After Montana governor signs bill prohibiting climate change science from factoring in major state decisions, cartoonist John Potter hits back—with satire


Cover your ears, close your eyes, appeal to people who are told to believe Noah built the ark a couple of thousand years ago, proclaim the sanctity of life but be a trophy hunter who shoots a Yellowstone wolf caught in a trap outside the park and a Yellowstone mountain lion treed by dogs and having no fair way to flee. Identify as a high-tech guru but ignore science if it makes fact-based policymaking inconvenient. Sign bills that represent a radical shift from your party's moderate base and which caused a former holder of your same high office, respected in his day as an ardent conservative, to flee it.

Montana Gov. Greg Gianforte has and does say controversial things, particularly at the intersection of his faith as an evangelical Christian, success in amassing a fortune through information technology and, ironically, policy positions that either clash with science or ignore science that does not confirm his world views.

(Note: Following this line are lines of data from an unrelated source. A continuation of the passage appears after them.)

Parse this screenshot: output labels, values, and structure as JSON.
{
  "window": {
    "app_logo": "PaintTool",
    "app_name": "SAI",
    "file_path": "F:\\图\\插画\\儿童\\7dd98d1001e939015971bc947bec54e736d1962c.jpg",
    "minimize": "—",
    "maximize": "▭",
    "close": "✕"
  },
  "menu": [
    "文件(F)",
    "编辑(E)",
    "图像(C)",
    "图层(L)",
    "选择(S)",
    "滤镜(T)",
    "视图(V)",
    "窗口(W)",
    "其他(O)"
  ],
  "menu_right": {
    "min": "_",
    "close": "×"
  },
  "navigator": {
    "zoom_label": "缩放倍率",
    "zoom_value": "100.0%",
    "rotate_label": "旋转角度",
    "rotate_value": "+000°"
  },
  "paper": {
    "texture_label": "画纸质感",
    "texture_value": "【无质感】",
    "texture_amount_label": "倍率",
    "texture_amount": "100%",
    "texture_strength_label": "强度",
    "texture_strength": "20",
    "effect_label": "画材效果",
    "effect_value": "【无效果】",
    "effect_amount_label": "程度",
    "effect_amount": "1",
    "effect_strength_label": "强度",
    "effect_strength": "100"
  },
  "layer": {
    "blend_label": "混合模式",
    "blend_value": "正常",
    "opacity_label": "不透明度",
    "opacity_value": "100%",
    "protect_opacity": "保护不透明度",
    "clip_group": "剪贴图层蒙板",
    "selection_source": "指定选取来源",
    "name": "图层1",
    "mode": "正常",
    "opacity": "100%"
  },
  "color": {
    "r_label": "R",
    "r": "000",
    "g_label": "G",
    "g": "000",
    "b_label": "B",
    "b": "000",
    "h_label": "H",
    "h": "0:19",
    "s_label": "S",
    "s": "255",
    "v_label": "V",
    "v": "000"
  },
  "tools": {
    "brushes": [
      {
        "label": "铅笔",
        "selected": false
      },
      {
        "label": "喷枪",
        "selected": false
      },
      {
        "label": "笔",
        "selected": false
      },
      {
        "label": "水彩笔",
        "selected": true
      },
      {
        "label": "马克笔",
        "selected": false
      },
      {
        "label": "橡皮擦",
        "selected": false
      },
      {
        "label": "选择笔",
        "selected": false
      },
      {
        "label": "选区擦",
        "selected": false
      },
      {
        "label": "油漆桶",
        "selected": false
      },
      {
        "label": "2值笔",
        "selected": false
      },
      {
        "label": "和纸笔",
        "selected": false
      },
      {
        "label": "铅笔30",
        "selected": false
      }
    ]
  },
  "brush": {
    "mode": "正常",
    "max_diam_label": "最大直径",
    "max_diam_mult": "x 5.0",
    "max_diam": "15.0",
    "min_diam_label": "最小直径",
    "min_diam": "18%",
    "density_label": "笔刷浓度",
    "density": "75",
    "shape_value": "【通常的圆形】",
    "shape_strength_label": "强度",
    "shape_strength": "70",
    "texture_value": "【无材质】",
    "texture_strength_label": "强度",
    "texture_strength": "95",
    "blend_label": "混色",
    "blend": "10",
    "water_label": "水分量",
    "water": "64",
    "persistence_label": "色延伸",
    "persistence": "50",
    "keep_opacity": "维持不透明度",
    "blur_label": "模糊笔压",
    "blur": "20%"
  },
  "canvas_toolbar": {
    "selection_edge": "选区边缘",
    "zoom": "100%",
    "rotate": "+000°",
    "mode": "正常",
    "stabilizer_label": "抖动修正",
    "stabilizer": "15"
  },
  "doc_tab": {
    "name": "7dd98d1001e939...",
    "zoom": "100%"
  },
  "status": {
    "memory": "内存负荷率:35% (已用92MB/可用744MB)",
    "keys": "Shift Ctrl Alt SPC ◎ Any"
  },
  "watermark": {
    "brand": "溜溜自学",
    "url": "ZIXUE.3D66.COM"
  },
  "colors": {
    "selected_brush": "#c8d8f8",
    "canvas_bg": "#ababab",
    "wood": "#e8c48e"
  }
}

The above is fodder for a great cartoonist. John Potter, once nominated for a Pulitzer Prize, returns with a satirical look at Gianforte's recent signing of House Bill 971 into law that prevents regulators in the state from considering the science of climate change in making significant natural resource decisions such as whether to permit coal mining. Apparently, Gov. Gianforte either has not seen or is unable to distill the findings of the Montana Climate Assessment, held up by business leaders, ecologists, conservationists and public health officials as a model for other states. It examines the known and projected impacts of rising temperatures on water, agriculture, forests, wildlife, human health (as in lung ailments from wildfire woodsmoke) and the multibillion-dollar nature-based tourism industry that depends on a healthy environment

The motivation for the report, embraced by people on both sides of the political aisle, is to provide Montana citizens with the best available, fact-based information as part of their legal right "to a clean and healthful environment" as stated in the Montana Constitution.

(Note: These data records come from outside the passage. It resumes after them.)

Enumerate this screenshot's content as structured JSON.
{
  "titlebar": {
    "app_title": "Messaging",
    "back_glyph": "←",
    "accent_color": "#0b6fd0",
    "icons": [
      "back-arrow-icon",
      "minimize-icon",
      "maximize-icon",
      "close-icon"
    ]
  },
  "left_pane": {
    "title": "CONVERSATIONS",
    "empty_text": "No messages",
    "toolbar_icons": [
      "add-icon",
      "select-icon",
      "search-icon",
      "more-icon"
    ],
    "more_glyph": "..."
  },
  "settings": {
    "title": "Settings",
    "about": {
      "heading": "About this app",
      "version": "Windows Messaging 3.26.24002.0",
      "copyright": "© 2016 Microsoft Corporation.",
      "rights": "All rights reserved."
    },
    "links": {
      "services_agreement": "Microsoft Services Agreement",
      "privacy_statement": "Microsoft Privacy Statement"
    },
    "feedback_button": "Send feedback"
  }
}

A copy of the multi-part climate assessment and ongoing scientific investigation was made available to all members of the Montana Legislature including those who drafted House Bill 971. Readers can peruse the findings themselves in this powerpoint presentation by Dr. Cathy Whitlock, a national Montana-based climate scientist and expert and member of the prestigious National Academy of Sciences, considered the premier research body in the world.